My knife slid through the fruit. It was like a hot knife in butter yet still produced distinct squares that I piled between the tomatoes and the onions. The bowl was filled as Teenage Dream played. What a dumb song. I know it seems unfair to pick on this song versus the rest, but I don’t get Katy Perry. And, I get less why that cut allowed explicit lyrics. I woulda let Kanye finish.

There is a silly technique where you take a big pinch of kosher salt between your fingers and from a foot above the food “rain” it down. Somehow this distributes it better. I end up stirring the food anyway so it’s really unnecessary. I do it because it’s dramatic, and I feel like a celebrity chef. So I rained some salt and twisted some pepper.

I opened the cabinet literally above my head. I have to stand on the tips of my toes and really stretch to reach the mini-stainless bowl that sits on the top shelf. This prep bowl is well used, but in an inconvenient place because I don’t have anywhere else to put it in this barely functional kitchen. Taylor is whining about how We Are Never Ever Getting Back Together. I’m unconvinced. This was on her last country album, even though most of it was pop.

I take the EVOO–it always cracks me up when I see that on a menu. I want to find the pretentious menu author and punch them in their pretentious author neck.

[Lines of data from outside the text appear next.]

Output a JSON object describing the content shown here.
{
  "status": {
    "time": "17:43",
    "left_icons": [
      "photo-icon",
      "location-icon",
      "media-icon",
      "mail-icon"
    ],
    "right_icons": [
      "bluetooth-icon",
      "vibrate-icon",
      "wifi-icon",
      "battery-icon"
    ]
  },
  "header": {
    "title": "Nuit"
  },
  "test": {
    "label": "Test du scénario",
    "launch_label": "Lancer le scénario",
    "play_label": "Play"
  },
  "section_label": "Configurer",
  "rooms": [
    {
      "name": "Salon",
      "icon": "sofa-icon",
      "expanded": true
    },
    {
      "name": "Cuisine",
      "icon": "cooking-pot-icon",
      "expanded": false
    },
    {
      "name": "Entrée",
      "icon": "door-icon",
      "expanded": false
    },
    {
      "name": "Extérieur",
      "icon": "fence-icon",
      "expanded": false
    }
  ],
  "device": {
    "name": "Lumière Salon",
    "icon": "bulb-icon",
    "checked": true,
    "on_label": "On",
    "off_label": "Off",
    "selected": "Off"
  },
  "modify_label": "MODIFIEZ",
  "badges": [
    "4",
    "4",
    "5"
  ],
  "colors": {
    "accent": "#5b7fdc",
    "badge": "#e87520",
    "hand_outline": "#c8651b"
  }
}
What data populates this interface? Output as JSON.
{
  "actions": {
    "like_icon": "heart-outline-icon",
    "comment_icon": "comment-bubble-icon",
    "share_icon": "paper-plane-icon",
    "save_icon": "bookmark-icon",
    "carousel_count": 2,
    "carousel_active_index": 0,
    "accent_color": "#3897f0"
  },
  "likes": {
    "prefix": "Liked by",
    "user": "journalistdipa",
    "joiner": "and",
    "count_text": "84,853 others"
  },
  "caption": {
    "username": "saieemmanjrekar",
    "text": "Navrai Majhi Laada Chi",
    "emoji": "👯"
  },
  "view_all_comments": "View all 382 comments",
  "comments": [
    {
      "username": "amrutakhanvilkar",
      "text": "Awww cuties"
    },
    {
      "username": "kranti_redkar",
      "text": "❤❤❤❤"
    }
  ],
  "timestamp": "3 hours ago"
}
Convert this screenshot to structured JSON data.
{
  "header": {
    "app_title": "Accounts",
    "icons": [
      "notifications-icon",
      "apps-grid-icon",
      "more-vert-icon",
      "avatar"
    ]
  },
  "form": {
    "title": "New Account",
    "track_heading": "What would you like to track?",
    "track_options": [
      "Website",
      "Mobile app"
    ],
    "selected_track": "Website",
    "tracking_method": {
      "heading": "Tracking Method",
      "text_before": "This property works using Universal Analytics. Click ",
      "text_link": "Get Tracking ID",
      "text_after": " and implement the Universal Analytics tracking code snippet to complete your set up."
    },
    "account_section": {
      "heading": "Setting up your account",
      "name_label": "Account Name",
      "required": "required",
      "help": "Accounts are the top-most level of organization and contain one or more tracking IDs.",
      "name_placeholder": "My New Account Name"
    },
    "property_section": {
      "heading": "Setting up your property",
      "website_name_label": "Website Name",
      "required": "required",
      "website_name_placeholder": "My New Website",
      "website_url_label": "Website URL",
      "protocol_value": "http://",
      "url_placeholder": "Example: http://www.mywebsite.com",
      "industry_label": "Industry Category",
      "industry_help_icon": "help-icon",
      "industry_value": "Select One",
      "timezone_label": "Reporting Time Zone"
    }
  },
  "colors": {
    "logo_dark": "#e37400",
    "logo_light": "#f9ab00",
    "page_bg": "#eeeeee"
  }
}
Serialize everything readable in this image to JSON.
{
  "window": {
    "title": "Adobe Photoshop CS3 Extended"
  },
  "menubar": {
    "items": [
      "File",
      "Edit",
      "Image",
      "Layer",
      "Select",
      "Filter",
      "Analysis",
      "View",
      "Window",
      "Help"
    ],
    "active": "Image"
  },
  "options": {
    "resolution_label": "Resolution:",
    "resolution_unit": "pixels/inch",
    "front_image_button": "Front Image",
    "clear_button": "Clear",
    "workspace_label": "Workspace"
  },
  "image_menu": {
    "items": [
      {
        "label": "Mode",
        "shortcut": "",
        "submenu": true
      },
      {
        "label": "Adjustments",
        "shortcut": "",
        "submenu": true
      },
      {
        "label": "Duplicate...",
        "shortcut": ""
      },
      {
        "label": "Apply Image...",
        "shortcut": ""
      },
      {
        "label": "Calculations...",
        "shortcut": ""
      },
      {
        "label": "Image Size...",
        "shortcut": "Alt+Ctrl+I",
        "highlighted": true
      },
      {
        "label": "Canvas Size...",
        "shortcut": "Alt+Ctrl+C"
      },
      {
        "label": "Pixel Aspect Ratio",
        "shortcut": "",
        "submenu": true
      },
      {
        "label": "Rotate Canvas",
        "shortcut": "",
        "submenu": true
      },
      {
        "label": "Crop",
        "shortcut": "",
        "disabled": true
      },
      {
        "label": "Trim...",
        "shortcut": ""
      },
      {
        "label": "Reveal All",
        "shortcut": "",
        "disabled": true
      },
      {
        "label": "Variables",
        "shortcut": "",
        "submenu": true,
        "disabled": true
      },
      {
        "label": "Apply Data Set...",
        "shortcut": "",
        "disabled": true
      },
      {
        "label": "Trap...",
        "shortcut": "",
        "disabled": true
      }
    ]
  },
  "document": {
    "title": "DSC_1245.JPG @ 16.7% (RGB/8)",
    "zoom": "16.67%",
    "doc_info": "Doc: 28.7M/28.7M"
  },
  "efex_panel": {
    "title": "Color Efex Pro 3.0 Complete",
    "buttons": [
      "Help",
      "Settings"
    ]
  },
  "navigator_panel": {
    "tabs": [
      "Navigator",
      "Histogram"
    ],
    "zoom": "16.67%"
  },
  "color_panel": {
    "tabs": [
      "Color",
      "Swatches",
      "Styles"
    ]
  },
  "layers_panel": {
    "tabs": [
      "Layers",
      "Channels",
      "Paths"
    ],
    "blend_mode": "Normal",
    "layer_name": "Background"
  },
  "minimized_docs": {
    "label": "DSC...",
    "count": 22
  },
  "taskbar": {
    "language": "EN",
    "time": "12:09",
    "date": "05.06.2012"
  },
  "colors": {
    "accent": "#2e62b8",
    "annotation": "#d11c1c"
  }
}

I pour the exact amount, in that it’s exactly the amount I poured, if only measured by my squinted right eye. I don’t have fresh lemon but a fairly fresh bottle of lemon juice. I squeeze about the right proportion to join the oil. I pick up my super cute baby-whisk. I ordered this whisk from either Crate and Barrel or Sur la Table. They came in a pair, which is good because I wore one of them out. Speaking of worn out, that Lumineers joint comes on. Hey! Ho!

The recipe, that I am not really following in any meaningful manner, wanted me to add fresh cilantro. I don’t have that or the dill they suggested to swap. I go through the spice jars twice. I even go to the way back of the cupboard where I have the extra bottles of valencia orange peel and smoked paprika that I bought by mistake. Nope. No dill anywhere. So I go for some dried mint. Seems like a fresh substitute. After I added it I remembered that I have some actually fresh mint on the back porch. Went too fast there.

Here’s my favorite part. The whisking. I get oddly excited by how quickly that little whisk emulsifies the oil and lemon juice. It seemed exceptionally fast tonight–like only three or four turns and it was like melted caramel.

I’m not ready to dress the salad yet, but worry that the avocado will discolor before The Spouse gets home. I shake a few drops of lemon juice over the concoction. I take the cookie sheet lined with discs of polenta out of the oven and flip them. Whoa, that oven is a little hot.

Lil Jon comes on. Seriously. Right then. Turn Down for What? In this case, turnt down to keep dinner from burning.